Laura Medioli

LAURA MEDIOLI escreve aos sábados. laura@otempo.com.br

O preço do vazio

Publicado em: Dom, 11/08/19 - 04h00

Num sofisticado shopping de São Paulo, eu e uma amiga, depois de almoçarmos, aproveitamos para olhar vitrines. Confesso que me assustei (e muito) com os preços encontrados ali. Tudo bem que a bolsa é de grife italiana, couro não sei das contas, mas custar R$ 11 mil??? Uma bolsa???

Curiosa, fui sondar os preços exorbitantes das lojas. Se uma bolsa custava isso, imagina um vestido de festa? Tudo bem, são bonitos, de marcas famosas, têm um belo caimento, mas... sinceramente?

Minha amiga ri quando brinco que roupa boa é aquela que me emagrece, não importa se a etiqueta é Chanel ou C&A.

Na saída, enquanto aguardávamos o Uber do lado de fora, uma cena nos chamou a atenção: duas crianças, gêmeas idênticas, de mais ou menos 4 anos, cabelos cacheados e laços gigantes adornando os rostos delicados, eram acompanhadas por suas respectivas babás. As mulheres, com o uniforme branco, cada uma responsável por uma das irmãs. E fiquei pensando com meus botões: que vida terão essas garotas? Terão oportunidade de aprender e vivenciar alguma coisa que as fortaleça? Ou terão sempre quem as proteja, numa espécie de redoma, evitando que se machuquem do lado de fora? Ao crescerem, criarão cascas para saber enfrentar as adversidades?

Não estou questionando a babá, estou questionando “duas babás”. Será que sobrará tempo para a mãe? Ou ela pode ser dispensável?

No mesmo local, também me chamou a atenção uma mulher, acompanhada de seu motorista, que levava nas mãos pelo menos umas oito sacolas. Fiquei imaginando o que teria ali dentro e, mentalmente, comecei a fazer as contas.

Claro que os preços daquele shopping são estratosféricos porque, naturalmente, tem quem pague por isso.

Posso estar sendo intransigente, preconceituosa, mas minha consciência jamais me permitiria comprar uma bolsa daquele valor, principalmente num país onde a grande maioria da população luta para pagar suas contas de água e luz.

No dia seguinte, passeando no Parque Ibirapuera, encontramos um mundo real, pé no chão, em que jovens, adultos, crianças e uma infinidade de cachorros, bicicletas e patinetes davam o ar da graça.
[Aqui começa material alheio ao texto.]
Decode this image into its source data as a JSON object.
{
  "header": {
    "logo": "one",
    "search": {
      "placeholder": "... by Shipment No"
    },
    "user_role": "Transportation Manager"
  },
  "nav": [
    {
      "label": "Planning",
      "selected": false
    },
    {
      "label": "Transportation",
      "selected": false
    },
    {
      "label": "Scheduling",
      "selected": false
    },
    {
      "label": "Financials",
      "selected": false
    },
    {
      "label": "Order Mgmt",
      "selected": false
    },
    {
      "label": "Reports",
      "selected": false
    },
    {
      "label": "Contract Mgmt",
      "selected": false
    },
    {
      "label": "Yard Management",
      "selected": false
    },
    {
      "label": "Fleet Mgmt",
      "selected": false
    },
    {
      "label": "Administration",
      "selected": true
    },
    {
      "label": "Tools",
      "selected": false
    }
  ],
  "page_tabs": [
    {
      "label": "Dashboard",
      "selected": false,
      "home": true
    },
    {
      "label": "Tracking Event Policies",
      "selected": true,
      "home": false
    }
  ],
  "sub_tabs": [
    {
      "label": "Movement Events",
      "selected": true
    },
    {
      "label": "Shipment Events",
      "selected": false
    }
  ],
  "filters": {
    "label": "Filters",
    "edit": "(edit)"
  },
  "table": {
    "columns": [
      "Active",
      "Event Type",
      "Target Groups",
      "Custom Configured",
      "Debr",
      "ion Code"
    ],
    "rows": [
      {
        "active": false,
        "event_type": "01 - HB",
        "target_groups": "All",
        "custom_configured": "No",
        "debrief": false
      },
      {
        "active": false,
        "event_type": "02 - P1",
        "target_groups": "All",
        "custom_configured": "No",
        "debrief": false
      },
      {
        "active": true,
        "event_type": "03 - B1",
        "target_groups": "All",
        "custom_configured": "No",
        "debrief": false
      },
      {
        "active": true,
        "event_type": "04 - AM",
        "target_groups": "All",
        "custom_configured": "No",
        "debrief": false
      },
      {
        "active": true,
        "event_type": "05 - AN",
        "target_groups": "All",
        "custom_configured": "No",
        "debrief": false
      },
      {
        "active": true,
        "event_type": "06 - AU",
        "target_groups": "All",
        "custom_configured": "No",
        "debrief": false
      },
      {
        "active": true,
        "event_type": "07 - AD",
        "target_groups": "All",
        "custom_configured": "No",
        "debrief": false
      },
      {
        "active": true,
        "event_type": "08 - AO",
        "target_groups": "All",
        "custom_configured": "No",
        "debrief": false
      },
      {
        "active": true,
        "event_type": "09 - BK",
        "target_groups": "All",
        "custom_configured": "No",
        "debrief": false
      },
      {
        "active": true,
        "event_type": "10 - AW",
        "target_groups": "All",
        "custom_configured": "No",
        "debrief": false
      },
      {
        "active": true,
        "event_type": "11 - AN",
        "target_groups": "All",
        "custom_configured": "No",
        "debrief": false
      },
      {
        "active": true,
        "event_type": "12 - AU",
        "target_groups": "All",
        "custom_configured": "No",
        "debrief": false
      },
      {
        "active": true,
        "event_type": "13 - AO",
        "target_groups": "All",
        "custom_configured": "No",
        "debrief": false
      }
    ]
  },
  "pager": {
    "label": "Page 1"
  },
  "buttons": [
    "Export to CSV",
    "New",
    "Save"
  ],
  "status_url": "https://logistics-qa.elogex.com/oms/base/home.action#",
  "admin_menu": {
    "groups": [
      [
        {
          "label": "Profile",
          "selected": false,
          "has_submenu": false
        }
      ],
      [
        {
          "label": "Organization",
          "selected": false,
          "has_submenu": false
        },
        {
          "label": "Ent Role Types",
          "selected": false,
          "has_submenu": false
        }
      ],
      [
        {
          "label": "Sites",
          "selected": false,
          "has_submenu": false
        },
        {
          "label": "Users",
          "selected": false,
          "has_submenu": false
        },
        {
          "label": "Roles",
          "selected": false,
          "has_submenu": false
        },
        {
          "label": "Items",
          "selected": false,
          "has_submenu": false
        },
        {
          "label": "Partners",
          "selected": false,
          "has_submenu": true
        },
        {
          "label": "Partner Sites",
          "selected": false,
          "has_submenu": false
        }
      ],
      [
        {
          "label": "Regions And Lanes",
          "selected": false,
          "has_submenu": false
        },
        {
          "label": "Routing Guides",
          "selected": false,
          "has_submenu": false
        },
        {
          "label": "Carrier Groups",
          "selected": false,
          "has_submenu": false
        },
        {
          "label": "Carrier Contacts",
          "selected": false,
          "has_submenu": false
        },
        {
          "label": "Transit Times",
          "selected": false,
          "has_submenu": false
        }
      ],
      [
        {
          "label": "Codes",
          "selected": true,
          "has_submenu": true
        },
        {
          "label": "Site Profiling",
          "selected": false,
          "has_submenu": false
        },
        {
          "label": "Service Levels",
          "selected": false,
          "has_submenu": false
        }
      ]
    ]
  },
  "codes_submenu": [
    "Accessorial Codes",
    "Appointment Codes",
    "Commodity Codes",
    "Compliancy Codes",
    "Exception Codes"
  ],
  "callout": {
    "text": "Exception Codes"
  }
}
De tênis, caminhamos por duas horas sem ver o tempo passar. Um café, próximo ao Museu de Arte Moderna (infelizmente, em reforma), acompanhado de um pão de queijo, nos bastou para o resto da tarde.
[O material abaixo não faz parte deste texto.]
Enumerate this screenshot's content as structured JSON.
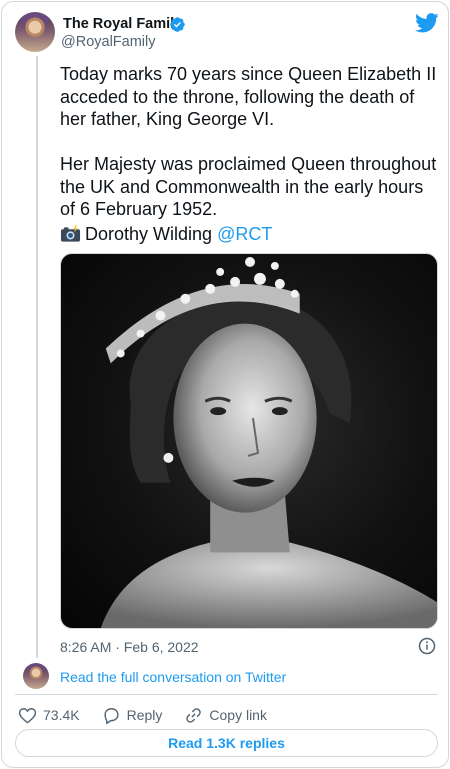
{
  "author": {
    "display_name": "The Royal Family",
    "handle": "@RoyalFamily",
    "verified_icon": "verified-badge-icon"
  },
  "tweet": {
    "paragraph_1": "Today marks 70 years since Queen Elizabeth II acceded to the throne, following the death of her father, King George VI.",
    "paragraph_2": "Her Majesty was proclaimed Queen throughout the UK and Commonwealth in the early hours of 6 February 1952.",
    "credit_emoji": "camera-with-flash-icon",
    "credit_name": "Dorothy Wilding",
    "credit_mention": "@RCT"
  },
  "meta": {
    "timestamp": "8:26 AM · Feb 6, 2022"
  },
  "conversation": {
    "link_text": "Read the full conversation on Twitter"
  },
  "actions": {
    "likes_count": "73.4K",
    "reply_label": "Reply",
    "copy_link_label": "Copy link"
  },
  "replies_button": {
    "label": "Read 1.3K replies"
  },
  "colors": {
    "accent": "#1d9bf0",
    "text_primary": "#0f1419",
    "text_secondary": "#536471",
    "border": "#cfd9de"
  }
}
E naquele bate-papo gostoso, nos lembramos de quando minhas filhas eram pequenas e gostávamos de passear com elas no Parque Municipal. Lá dentro, além da enormidade das árvores, um lago bonito, onde alguns pedalinhos dividiam o espaço com carpas e patos. Só não podiam passear de bode, aquele pobre coitado que puxava no dorso uma charrete colorida. Também no local, o moço dos balões a gás que, de vez em quando, escapuliam das mãos infantis.

A parada obrigatória no pipoqueiro, que compartilhava o espaço com o carrinho da Kibon. O parque era uma espécie de “Disneylândia” aos olhos das minhas meninas, na época pequenas como as gêmeas do shopping paulistano. As irmãs com seus laços enormes, e as minhas filhas com seus vestidinhos coloridos, da Feira Hippie.

Lembrávamos do tempo em que a vida era mais simples e as crianças eram crianças... Tempo em que “não” era “não”, e os filhos entendiam...

Quando se machucavam, bastavam carinho, Merthiolate e sopro e, ao perderem os dentes de leite, sorvetes e histórias de fadas.

A tarde passou rápida, quase hora do rush paulistano. Pedimos a conta e nos levantamos da mesa, deixando pra trás nossas lembranças.

Hora de sair e chamar o Uber. Do lado de fora, um mundo novo nos aguardava.